Before all the movies in the 80s were made by John Hughes, all the movies were written by Neil Simon. For a while, he was able to capture something of the collective angst of divorce and the loss of the 50’s ‘Model Family’ ideal and put it into plays and movies and do it while giving some sort of hope to people that relationships that are lost are not the same as relationships that have ended.
This is a sweet little Neil Simon piece that very much appealed to me growing up as a the only child of a divorced, school teacher mom struggling to get by every month.
It is about a struggling, single school teacher raising a child by herself and who can barely make the monthly bills getting a surprise visit from her estranged father, flush with ill begotten cash he wants to spend on her and his grandson. Where has he been? Where did the cash come from? What is going on? You know, it really doesn’t matter. Who wouldn’t want find a sack of cash and spend it on helping the people they love?

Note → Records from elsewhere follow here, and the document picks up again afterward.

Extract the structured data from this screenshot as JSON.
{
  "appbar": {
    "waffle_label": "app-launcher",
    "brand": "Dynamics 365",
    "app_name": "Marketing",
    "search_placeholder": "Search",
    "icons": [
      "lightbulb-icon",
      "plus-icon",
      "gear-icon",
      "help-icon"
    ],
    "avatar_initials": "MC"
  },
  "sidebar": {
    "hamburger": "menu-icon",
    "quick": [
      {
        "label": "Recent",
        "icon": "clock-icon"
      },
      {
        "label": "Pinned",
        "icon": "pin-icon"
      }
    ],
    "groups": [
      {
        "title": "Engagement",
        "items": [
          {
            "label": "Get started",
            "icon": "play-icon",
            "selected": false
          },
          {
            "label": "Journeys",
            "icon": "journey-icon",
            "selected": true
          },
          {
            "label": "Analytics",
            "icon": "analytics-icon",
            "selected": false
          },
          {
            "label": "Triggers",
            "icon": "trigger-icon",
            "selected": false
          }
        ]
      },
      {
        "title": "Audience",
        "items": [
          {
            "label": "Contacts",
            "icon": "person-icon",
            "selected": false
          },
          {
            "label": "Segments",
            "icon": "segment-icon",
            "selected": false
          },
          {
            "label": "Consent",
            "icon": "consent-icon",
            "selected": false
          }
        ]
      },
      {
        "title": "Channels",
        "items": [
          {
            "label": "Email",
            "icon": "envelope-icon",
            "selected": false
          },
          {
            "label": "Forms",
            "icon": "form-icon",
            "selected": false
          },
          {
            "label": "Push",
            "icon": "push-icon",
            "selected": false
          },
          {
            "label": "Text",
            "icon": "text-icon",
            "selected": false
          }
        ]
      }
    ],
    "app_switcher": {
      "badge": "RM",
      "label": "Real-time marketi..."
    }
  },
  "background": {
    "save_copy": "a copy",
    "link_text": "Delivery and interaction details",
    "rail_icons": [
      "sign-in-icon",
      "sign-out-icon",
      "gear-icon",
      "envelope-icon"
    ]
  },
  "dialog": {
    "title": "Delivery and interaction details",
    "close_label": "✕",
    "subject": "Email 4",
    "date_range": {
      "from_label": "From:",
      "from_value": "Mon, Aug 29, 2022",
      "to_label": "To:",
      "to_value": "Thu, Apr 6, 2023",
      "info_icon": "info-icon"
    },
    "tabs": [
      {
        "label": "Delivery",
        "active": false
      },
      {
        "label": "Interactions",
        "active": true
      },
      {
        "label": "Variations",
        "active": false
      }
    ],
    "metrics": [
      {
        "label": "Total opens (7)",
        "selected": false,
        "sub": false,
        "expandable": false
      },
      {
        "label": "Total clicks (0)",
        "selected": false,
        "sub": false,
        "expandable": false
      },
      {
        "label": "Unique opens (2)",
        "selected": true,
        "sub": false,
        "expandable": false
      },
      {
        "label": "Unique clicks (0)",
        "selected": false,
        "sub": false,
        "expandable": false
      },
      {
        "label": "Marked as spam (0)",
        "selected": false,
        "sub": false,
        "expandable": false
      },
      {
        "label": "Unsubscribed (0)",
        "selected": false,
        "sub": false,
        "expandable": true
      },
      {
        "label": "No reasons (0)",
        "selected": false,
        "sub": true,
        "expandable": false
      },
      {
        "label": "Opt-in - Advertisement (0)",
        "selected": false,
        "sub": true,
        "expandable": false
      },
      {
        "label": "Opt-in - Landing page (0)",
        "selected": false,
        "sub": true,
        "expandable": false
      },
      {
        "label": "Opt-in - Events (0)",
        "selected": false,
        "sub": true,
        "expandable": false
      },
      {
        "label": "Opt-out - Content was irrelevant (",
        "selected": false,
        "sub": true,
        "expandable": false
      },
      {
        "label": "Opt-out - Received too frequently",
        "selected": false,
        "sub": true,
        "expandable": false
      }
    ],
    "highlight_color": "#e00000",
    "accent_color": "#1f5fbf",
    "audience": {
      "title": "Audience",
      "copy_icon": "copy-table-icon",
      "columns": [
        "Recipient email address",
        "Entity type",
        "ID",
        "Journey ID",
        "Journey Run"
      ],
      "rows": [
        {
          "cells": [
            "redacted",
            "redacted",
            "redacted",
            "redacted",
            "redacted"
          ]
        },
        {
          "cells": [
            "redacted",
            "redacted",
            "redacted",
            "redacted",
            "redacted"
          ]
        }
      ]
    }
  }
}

I remember this movie not doing very well with critics or with audiences, but it became popular in our house as it was played on HBO or the other movie channels every summer for years after it came out. My mom and I watched it dozens of times while dreaming that my long-lost Uncle Phil would show up with a bag of cash to spend on us.
Ultimately, it is a nice little, underrated fantasy story with some really good performances from Marsha Mason and Matthew Broderick as her son.
The neighbor lady is played by Dody Goodman who is, as always, hilarious.